The focus of the challenge, problem mapping and analysis, requires teams to choose an intractable problem impacting local and/or global communities. The Global Challenge—supported in Canada by RECODE, the Trico Charitable Foundation and the Skoll Centre at the University of Oxford—is effective as a low barrier entry point for students because it does not dictate prerequisite experience, disciplinary focus, and it leaves all post-challenge paths open – meaning it could be a first step toward a business accelerator or it could be a first step toward a neighbourhood grant or, or, or – the point is, it could lead to innumerable next steps. It is also compelling because it holds the potential to appeal to a student delving deeply into a question for the first time while also appealing to a student clear on their path toward a social purpose business.

At UBC, our Centre, in partnership with Sauder’s Centre for Social Innovation and Impact Investing, is encouraging students to consider how they might best integrate the voices of external partners into their team. It is our belief that teams will be stronger if they work with a partner who is either combating the challenge chosen and/or is an expert in the challenge area.
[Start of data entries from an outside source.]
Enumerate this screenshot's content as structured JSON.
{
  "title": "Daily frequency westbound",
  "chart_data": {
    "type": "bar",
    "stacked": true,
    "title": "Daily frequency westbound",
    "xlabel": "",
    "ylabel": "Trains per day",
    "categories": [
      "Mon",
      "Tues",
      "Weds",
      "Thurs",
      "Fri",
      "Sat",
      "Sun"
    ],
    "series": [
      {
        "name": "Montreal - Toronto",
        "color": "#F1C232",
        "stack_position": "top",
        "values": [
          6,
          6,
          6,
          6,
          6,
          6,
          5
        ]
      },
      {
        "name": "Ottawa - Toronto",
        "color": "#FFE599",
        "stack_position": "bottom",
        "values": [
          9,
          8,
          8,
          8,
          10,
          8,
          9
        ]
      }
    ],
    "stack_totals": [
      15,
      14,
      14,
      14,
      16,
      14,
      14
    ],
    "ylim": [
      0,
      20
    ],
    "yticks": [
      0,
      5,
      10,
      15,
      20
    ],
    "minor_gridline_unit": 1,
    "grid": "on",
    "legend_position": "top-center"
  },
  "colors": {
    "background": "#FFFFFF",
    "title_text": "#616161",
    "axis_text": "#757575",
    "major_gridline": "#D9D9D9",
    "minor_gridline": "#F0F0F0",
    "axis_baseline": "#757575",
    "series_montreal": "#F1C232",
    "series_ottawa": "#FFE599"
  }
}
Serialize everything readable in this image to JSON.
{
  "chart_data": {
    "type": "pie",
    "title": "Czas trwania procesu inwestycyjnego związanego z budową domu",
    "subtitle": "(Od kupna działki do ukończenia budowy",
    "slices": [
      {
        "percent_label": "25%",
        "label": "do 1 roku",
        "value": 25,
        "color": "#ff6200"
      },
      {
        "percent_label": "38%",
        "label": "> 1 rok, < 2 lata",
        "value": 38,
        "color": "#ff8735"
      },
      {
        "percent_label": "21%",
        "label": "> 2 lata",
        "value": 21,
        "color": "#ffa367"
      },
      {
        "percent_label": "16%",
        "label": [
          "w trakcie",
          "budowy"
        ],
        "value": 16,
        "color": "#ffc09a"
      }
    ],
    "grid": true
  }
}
By doing so, and by the University supporting each team in an intentional manner, through workshops and educational resources, the Global Challenge becomes a platform upon which the outputs and ideas generated, draw upon the strengths and assets of all stakeholders engaged, while the process of analysis and iteration, still leave students room to make mistakes, missteps, and to learn – propelling students further down their own path to that very next step, whatever it may be.